In July 2017, Mexican media outlets reported that Helbrans had drowned in a river while participating in a ritual immersion. A Mexican Foreign Ministry spokesman stated that an official from the Israeli consulate in Mexico headed to the southern state of Chiapas to confirm the death and to identify Helbrans's body. Control of Lev Tahor was left in the hands of Helbrans' more extreme-minded son Nachman Helbrans.
In December 2018, U.S. authorities charged Shlomo Nachman's son, Nachman Helbrans, age 39 at the time, and Mayer Rosner, age 45 at the time, US citizens from Guatemala with kidnapping two grandchildren of Shlomo Helbrans, whose mother had fled the community after she was ostracized for objecting to her 13-year-old daughter being married to an older man. An FBI agent stated in a court document that two children, a 14-year-old girl and a 12-year-old boy, were kidnapped from Woodridge, New York, and transported to Scranton, Pennsylvania. They were then flown to Mexico City, in the charge of Lev Tahor members.
Members of Lev Tahor applied for political asylum in Iran in late December of 2018, and swore allegiance to the state's supreme leader Ali Khamenei.
On November 10th, 2021, Nachman Helbrans and Mayer Rosner were convicted on six different counts following a four-week jury trial of child sexual exploitation offenses and kidnapping. Helbrans and Rosner were convicted of: Conspiring to transport a minor with intent to engage in criminal sexual activity; Conspiring to travel with intent to engage in illicit sexual conduct; Two counts of international parental kidnapping; Conspiring to commit international parental kidnapping. Helbrans was also convicted of an additional count of international parental kidnapping. When they are sentenced, both men could face life in prison. No return court date has been announced as of yet.

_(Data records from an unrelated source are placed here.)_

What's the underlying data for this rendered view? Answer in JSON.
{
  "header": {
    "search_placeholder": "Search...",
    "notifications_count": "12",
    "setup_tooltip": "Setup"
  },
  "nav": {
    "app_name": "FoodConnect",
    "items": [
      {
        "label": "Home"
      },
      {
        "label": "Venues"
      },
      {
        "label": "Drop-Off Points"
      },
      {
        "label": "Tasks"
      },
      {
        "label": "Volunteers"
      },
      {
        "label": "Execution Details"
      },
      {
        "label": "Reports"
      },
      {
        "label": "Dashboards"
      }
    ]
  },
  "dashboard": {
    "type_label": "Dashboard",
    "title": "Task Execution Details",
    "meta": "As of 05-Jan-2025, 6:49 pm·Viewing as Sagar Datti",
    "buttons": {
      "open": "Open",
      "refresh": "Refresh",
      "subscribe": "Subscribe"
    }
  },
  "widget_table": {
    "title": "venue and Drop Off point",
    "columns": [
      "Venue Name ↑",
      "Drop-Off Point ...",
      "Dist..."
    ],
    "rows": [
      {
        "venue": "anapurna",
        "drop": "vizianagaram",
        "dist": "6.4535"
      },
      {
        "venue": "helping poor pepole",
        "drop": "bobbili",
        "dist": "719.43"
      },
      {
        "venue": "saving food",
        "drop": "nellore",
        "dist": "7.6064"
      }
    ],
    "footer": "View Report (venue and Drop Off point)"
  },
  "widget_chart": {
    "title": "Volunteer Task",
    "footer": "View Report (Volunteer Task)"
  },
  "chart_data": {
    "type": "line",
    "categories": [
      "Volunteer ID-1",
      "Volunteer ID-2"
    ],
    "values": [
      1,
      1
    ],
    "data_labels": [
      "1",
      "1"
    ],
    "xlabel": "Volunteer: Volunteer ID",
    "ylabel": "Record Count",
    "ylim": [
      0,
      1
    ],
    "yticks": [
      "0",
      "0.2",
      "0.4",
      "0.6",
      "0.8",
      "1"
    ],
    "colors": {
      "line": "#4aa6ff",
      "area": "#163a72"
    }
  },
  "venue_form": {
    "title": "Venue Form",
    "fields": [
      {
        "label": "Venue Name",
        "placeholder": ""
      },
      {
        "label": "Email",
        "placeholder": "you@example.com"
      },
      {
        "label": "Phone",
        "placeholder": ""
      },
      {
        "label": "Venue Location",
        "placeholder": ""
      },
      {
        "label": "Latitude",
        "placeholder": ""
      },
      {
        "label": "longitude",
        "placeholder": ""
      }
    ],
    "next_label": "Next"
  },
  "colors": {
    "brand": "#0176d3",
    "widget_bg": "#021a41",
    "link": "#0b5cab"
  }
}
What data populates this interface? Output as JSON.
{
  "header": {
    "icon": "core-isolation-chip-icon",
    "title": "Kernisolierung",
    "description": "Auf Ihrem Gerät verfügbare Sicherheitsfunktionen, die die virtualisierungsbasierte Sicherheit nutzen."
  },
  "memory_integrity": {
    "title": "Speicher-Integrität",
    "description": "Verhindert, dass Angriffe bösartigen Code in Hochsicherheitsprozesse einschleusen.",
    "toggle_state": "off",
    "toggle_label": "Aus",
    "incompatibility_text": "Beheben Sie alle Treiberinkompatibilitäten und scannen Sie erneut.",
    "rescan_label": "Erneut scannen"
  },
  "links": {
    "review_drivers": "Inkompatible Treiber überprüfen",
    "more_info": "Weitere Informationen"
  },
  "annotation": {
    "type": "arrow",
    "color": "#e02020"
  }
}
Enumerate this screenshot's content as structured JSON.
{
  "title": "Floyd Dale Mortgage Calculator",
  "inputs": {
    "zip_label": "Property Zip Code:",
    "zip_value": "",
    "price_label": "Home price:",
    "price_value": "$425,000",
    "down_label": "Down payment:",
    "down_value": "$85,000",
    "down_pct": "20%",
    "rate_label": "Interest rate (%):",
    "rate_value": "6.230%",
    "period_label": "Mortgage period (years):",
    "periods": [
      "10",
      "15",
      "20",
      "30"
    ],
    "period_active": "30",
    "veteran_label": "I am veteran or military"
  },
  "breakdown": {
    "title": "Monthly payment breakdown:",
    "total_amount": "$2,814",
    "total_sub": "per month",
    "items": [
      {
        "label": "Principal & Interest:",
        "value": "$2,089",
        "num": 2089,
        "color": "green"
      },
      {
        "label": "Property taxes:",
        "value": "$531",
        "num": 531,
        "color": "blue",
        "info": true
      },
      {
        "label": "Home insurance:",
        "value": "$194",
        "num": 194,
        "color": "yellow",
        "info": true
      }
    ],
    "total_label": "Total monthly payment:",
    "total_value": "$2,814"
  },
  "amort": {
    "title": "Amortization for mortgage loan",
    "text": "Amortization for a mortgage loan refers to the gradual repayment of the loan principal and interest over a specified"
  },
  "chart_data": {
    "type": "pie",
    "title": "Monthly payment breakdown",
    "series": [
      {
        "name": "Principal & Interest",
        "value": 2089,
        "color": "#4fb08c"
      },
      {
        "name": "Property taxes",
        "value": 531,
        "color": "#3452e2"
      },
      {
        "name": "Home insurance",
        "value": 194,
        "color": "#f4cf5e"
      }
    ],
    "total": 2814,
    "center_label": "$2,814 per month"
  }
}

In November 2021 a group of about 70 members reached Kurdistan in an attempt to make their way to Iran, but were detained by Iraqi officials and deported to Turkey. From there they left for Bucharest, Romania where they were turned back to Turkey.
The Facts
Lev Tahor has been accused by its numerous critics (including former followers, estranged families of followers, religious scholars, and law enforcement officials) of child abuse, brainwashing, drug use and forced marriages of teenage girls to men as many as 20 years their senior. The group has been referred to as "Jewish Taliban" by the Israeli, Jewish and international press.
This cult is involved in child sexual and physical abuse on a large scale. Underage victims, girls and boys (some as young as 12), are routinely forced to marry other minors or adults. The children persevere ongoing mistreatment, beatings, starvation, complete isolation and other tortures. These tortures are routinely used as a method of control on minors and adults alike.